Unfortunately, it seems like there’s a significant missing piece here.
I thought I had trained on my data, with the class embeddings, but I don’t think I did. Stepping through the code, it looks like the class embeddings will be silently skipped if class_embed_type
isn’t set (yes, you did mention this), but trying to set it manually I crash with the following error:
File "/home/james/anaconda3/envs/riffusion/lib/python3.9/site-packages/torch/nn/modules/module.py", line 987, in convert
return t.to(device, dtype if t.is_floating_point() or t.is_complex() else None, non_blocking)
NotImplementedError: Cannot copy out of meta tensor; no data!
I tried by both setting the class embedding type in the config.json
and adding it when I instantiate the unet, as an argument to from_pretrained()

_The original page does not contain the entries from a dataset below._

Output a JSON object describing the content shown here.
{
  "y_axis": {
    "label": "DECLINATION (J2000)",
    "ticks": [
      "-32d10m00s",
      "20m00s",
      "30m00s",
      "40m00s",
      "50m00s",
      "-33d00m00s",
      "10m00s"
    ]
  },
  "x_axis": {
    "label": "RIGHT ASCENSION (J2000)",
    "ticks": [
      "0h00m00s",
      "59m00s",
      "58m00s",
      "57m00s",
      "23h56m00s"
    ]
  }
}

, but I’m guessing maybe it fails because there are no weights in the diffusion_pytorch_model.bin
for the class embeddings, so it can’t instantiate it.

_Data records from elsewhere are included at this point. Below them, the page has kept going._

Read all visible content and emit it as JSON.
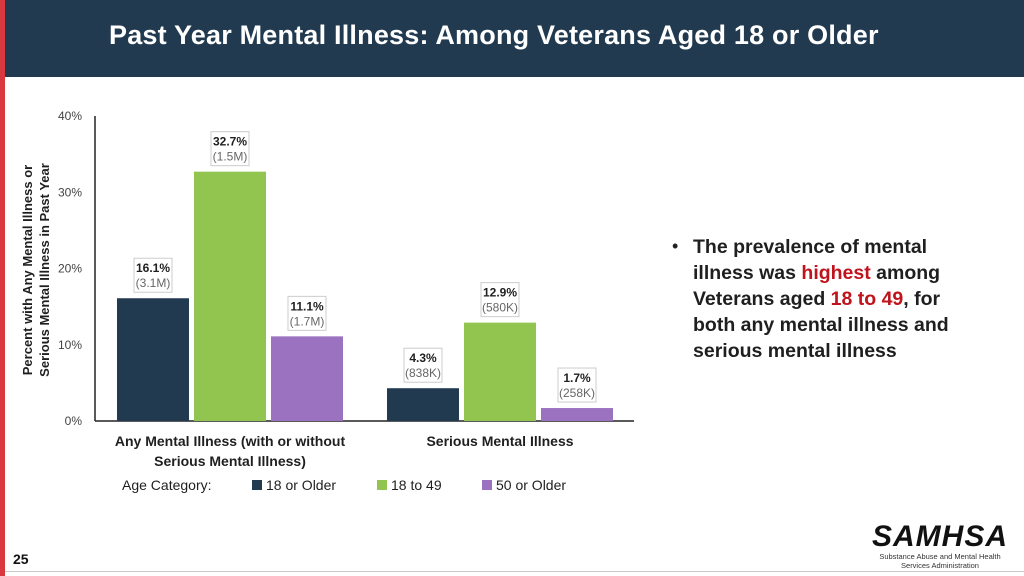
{
  "slide": {
    "title": "Past Year Mental Illness: Among Veterans Aged 18 or Older",
    "page_number": "25",
    "bullet": {
      "pre": "The prevalence of mental illness was ",
      "hl1": "highest",
      "mid": " among Veterans aged ",
      "hl2": "18 to 49",
      "post": ", for both any mental illness and serious mental illness"
    },
    "logo": {
      "mark": "SAMHSA",
      "line1": "Substance Abuse and Mental Health",
      "line2": "Services Administration"
    },
    "colors": {
      "header": "#213a50",
      "accent": "#d9393e",
      "highlight": "#c0141c"
    }
  },
  "chart_data": {
    "type": "bar",
    "title": "",
    "xlabel": "",
    "ylabel": "Percent with Any Mental Illness or Serious Mental Illness in Past Year",
    "ylabel_lines": [
      "Percent with Any Mental Illness or",
      "Serious Mental Illness in Past Year"
    ],
    "ylim": [
      0,
      40
    ],
    "yticks": [
      {
        "value": 0,
        "label": "0%"
      },
      {
        "value": 10,
        "label": "10%"
      },
      {
        "value": 20,
        "label": "20%"
      },
      {
        "value": 30,
        "label": "30%"
      },
      {
        "value": 40,
        "label": "40%"
      }
    ],
    "categories": [
      {
        "lines": [
          "Any Mental Illness (with or without",
          "Serious Mental Illness)"
        ]
      },
      {
        "lines": [
          "Serious Mental Illness"
        ]
      }
    ],
    "legend_title": "Age Category:",
    "series": [
      {
        "name": "18 or Older",
        "color": "#213a50",
        "values": [
          16.1,
          4.3
        ],
        "labels": [
          "16.1%",
          "4.3%"
        ],
        "counts": [
          "(3.1M)",
          "(838K)"
        ]
      },
      {
        "name": "18 to 49",
        "color": "#92c54f",
        "values": [
          32.7,
          12.9
        ],
        "labels": [
          "32.7%",
          "12.9%"
        ],
        "counts": [
          "(1.5M)",
          "(580K)"
        ]
      },
      {
        "name": "50 or Older",
        "color": "#9b72c0",
        "values": [
          11.1,
          1.7
        ],
        "labels": [
          "11.1%",
          "1.7%"
        ],
        "counts": [
          "(1.7M)",
          "(258K)"
        ]
      }
    ]
  }
}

So perhaps I’m forced to train from scratch… which is actually fine, but how do I do that???
Okay, I think I worked out a way to get started:
unet = UNet2DConditionModel(class_embed_type='timestep')
And I have a feeling this works, because I run out of CUDA memory when trying to process it with my embedding!
(Fortunately I now have access to a bigger GPU, so I’ll give it a try on that…)
But please let me know if there’s another (or a better) way!
Another update. I had mistakenly assumed the unet was using the default values; adding the non-default values (from config.json
) to the init got me further:
unet = UNet2DConditionModel(sample_size=64, cross_attention_dim=768, class_embed_type='timestep')
However, I’m running into problems with shapes when using the timestep
type. I’ve been able to at least get the model training by using identity
, then adding a block in the unet’s forward
to adjust the shape of my custom conditioning embedding, like so:
class_emb = self.class_embedding(class_labels).to(dtype=self.dtype)
if not class_emb.shape == emb.shape:
emb_len = emb.nelement()
cl_emb_len = class_emb.nelement()
if cl_emb_len > emb_len:
# here we can only truncate
class_emb = class_emb[:emb_len]
else:
# here we can repeat, pad, and reshape to match emb
cl_emb_repeat = emb_len // cl_emb_len
cl_em_pad_len = emb_len - (cl_emb_repeat * cl_emb_len)
cl_em_pad = torch.zeros(cl_em_pad_len).to(emb.device)
class_emb = class_emb.repeat(cl_emb_repeat)
class_emb = torch.cat((class_emb, cl_em_pad), 0)
class_emb = class_emb.reshape(emb.shape)
emb = emb + class_emb
This at least allows me to use the class_labels
argument to pass in my (non-class) custom conditioning embedding. If this is clearly a bad idea, any help would be greatly appreciated.